The only difference between this and the previous query is in the labels used for the aggregation. Now that we have the start time of each job, and the start time of the most recent job, we can do a simple equality match to find the start time of the most recent job for a given cronjob. We will create a metric for this

  - record: job_cronjob:kube_job_status_start_time:max                                                            
    expr: |
      label_replace(
        label_replace(
          max(
            kube_job_status_start_time
            * ON(exported_job) GROUP_RIGHT()
            kube_job_labels{label_cronjob!=""}
          ) BY (exported_job, label_cronjob)
          == ON(label_cronjob) GROUP_LEFT()
          max(
            kube_job_status_start_time
            * ON(exported_job) GROUP_RIGHT()
            kube_job_labels{label_cronjob!=""}
          ) BY (label_cronjob),
          "job", "$1", "exported_job", "(.+)"),
        "cronjob", "$1", "label_cronjob", "(.+)")
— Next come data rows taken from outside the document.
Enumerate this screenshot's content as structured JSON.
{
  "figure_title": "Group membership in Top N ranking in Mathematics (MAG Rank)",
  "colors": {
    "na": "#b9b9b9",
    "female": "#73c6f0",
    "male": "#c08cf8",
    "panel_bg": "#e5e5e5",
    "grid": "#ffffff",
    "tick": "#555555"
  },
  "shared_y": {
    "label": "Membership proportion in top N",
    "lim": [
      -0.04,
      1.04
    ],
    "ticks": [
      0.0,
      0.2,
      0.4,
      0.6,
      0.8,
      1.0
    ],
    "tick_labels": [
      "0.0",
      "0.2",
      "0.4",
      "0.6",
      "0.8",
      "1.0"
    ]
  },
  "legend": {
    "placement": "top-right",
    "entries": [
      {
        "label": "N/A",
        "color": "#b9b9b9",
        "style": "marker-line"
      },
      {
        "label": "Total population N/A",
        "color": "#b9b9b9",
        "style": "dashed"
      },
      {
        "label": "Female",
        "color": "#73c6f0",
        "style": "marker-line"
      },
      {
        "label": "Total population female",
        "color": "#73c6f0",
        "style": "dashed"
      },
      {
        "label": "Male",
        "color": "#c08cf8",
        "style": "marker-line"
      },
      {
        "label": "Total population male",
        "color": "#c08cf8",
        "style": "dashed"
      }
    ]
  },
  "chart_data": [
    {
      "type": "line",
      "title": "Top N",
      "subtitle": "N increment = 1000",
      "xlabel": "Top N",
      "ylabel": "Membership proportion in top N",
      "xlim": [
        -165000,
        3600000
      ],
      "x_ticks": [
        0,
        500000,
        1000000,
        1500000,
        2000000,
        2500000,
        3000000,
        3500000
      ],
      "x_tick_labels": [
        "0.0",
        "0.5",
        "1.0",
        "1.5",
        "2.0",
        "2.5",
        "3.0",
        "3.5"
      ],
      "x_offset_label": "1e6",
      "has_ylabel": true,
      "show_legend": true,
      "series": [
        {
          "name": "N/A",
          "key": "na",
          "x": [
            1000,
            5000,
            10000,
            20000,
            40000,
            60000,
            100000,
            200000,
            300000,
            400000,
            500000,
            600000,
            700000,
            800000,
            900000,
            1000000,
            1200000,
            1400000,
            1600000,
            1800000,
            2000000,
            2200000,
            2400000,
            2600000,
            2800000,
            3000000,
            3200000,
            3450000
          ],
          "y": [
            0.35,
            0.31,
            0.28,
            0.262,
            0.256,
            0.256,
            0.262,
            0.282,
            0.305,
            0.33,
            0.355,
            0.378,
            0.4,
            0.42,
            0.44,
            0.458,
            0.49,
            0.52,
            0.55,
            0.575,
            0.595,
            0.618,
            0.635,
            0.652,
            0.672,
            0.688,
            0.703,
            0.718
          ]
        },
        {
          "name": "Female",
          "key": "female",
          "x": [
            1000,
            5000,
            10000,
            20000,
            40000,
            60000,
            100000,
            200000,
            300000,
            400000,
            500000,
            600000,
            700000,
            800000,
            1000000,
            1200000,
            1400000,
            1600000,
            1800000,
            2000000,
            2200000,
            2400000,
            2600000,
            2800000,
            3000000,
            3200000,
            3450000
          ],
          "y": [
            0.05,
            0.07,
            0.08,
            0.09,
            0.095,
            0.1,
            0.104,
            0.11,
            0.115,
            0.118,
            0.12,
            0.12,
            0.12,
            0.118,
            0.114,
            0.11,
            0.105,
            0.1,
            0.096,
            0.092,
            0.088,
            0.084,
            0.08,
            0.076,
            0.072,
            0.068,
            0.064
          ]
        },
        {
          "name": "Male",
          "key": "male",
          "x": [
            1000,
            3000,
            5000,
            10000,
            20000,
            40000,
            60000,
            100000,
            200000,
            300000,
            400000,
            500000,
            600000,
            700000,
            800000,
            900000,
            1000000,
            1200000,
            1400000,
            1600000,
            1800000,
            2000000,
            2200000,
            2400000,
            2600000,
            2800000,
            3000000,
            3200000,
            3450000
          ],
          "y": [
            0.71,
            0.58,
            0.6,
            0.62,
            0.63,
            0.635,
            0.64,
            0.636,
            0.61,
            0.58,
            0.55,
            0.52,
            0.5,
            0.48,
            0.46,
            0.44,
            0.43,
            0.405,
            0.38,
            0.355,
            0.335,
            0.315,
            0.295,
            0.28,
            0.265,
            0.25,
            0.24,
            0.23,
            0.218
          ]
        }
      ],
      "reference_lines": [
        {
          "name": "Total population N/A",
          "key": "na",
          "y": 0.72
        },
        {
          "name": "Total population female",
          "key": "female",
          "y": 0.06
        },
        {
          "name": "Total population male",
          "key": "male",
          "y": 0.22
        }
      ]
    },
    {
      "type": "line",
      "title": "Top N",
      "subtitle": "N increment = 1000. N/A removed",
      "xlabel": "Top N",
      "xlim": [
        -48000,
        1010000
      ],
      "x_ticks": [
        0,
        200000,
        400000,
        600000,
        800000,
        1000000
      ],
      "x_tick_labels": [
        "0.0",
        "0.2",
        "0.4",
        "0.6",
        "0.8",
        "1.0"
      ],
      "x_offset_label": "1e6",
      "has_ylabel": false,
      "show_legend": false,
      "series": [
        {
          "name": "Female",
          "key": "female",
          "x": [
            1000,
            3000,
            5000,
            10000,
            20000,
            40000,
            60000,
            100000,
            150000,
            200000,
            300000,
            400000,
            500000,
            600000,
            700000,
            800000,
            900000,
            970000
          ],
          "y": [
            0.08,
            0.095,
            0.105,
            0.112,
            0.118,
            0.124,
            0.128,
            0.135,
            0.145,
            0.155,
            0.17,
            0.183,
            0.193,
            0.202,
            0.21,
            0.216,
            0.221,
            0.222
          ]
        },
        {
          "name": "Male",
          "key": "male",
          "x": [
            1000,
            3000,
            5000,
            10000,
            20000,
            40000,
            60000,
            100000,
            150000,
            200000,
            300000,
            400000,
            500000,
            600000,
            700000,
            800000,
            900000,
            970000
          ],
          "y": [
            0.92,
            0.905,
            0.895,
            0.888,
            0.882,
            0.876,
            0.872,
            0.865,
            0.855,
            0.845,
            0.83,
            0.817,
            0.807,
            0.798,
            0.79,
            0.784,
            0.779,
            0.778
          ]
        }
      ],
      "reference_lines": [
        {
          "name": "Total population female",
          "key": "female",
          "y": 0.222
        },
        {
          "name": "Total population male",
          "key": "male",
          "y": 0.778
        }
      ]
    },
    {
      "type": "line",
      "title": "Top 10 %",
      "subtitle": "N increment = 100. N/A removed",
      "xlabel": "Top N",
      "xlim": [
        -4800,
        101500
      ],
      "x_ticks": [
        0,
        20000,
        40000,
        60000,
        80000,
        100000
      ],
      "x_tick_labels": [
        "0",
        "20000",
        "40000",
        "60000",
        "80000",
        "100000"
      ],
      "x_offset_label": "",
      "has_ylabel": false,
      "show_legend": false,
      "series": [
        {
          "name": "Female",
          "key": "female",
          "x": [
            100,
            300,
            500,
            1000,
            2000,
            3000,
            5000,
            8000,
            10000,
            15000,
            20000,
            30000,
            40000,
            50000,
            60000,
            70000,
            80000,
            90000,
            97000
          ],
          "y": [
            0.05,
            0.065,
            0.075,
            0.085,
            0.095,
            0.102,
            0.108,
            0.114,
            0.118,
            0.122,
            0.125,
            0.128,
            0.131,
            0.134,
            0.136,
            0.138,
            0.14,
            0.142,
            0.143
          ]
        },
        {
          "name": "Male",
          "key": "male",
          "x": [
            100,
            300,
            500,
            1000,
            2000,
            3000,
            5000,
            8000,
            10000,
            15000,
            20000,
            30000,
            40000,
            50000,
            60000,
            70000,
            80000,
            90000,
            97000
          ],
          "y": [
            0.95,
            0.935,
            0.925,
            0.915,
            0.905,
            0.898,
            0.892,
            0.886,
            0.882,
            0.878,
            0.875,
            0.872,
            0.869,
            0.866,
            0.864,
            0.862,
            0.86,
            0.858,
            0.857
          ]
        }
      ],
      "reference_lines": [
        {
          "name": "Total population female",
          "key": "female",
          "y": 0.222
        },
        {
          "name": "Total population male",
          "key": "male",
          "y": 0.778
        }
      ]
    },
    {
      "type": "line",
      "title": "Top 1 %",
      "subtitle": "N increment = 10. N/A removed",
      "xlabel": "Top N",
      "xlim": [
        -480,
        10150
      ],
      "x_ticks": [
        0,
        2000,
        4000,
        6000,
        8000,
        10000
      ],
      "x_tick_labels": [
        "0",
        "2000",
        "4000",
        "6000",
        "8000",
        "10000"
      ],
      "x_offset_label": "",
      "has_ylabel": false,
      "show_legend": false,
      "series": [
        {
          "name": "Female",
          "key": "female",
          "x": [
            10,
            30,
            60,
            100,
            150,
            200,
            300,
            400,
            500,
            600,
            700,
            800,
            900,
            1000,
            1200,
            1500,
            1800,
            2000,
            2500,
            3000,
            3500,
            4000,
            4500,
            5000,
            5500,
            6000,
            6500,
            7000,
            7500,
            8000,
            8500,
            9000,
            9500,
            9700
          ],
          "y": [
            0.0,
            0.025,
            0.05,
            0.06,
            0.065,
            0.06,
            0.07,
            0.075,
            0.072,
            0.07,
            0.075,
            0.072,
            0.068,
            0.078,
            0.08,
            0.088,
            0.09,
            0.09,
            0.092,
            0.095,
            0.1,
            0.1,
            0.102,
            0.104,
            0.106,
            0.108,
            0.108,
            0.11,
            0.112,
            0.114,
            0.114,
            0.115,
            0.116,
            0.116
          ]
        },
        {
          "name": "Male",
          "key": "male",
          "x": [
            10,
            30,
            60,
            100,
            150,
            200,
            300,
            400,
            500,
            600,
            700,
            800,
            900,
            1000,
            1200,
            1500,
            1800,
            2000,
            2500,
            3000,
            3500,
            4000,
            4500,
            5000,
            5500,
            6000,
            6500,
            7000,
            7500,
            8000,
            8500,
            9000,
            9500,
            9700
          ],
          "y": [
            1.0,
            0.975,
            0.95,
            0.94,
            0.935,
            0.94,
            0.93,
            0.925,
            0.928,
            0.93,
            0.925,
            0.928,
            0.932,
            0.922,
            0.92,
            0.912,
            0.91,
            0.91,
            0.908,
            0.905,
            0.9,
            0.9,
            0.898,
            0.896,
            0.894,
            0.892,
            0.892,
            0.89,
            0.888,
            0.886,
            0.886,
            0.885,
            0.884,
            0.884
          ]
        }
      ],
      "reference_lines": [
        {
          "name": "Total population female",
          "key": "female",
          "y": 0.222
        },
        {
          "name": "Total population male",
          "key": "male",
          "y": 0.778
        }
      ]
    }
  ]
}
In addition to the equality test, we have also taken the opportunity to adjust the labels to be a little more aesthetically pleasing. Now that we have the most recently started job for a given cronjob, it is a simple step to find which, if any, have failed attempts:

- record: job_cronjob:kube_job_status_failed:sum
    expr: |
      clamp_max(
        job_cronjob:kube_job_status_start_time:max,
      1)
      * ON(job) GROUP_LEFT()
      label_replace(
        label_replace(
          (kube_job_status_failed != 0),
          "job", "$1", "exported_job", "(.+)"),
        "cronjob", "$1", "label_cronjob", "(.+)")

The initial clamp_max clause is used to transform our start times metric into a set of time series we can use purely for the purpose of label matching to filter another set of metrics. Multiplication by 1 (or addition of 0), is a useful means of filter and merging time series and it is well worth taking the time to understand the technique. We adjust the labels on the raw kube_job_status_failed to match our start time metric so ensure the labels have the same meaning as those on our job_cronjob:kube_job_status_start_time:max metric. The label matching on the multiplication will then perform our filtering. We now have a metric containing the set of most recently failed jobs, labelled by their parent cronjob. Constructing an alert from here is trivial:

- alert: CronJobStatusFailed
    expr: |
      job_cronjob:kube_job_status_failed:sum
      * ON(cronjob) GROUP_RIGHT()
      kube_cronjob_labels
      > 0
    for: 1m
    annotations:
      description: '{{ $labels.cronjob }} last run has failed {{ $value }} times.'

We use the kube_cronjob_labels here to merge in labels from the original cronjob. By labelling cronjobs with Slack channel, email address, or OpsGenie team information, alerts can be routed to the specific team that owns the job.

Conclusion

Constructing Prometheus recording rules and alerts can be tricky. The example presented above, and in the Apdex alerting article, are fairly typical of the techniques needed for more advanced alerts. Hopefully these two articles have given you some insight and tips for your own alerting needs.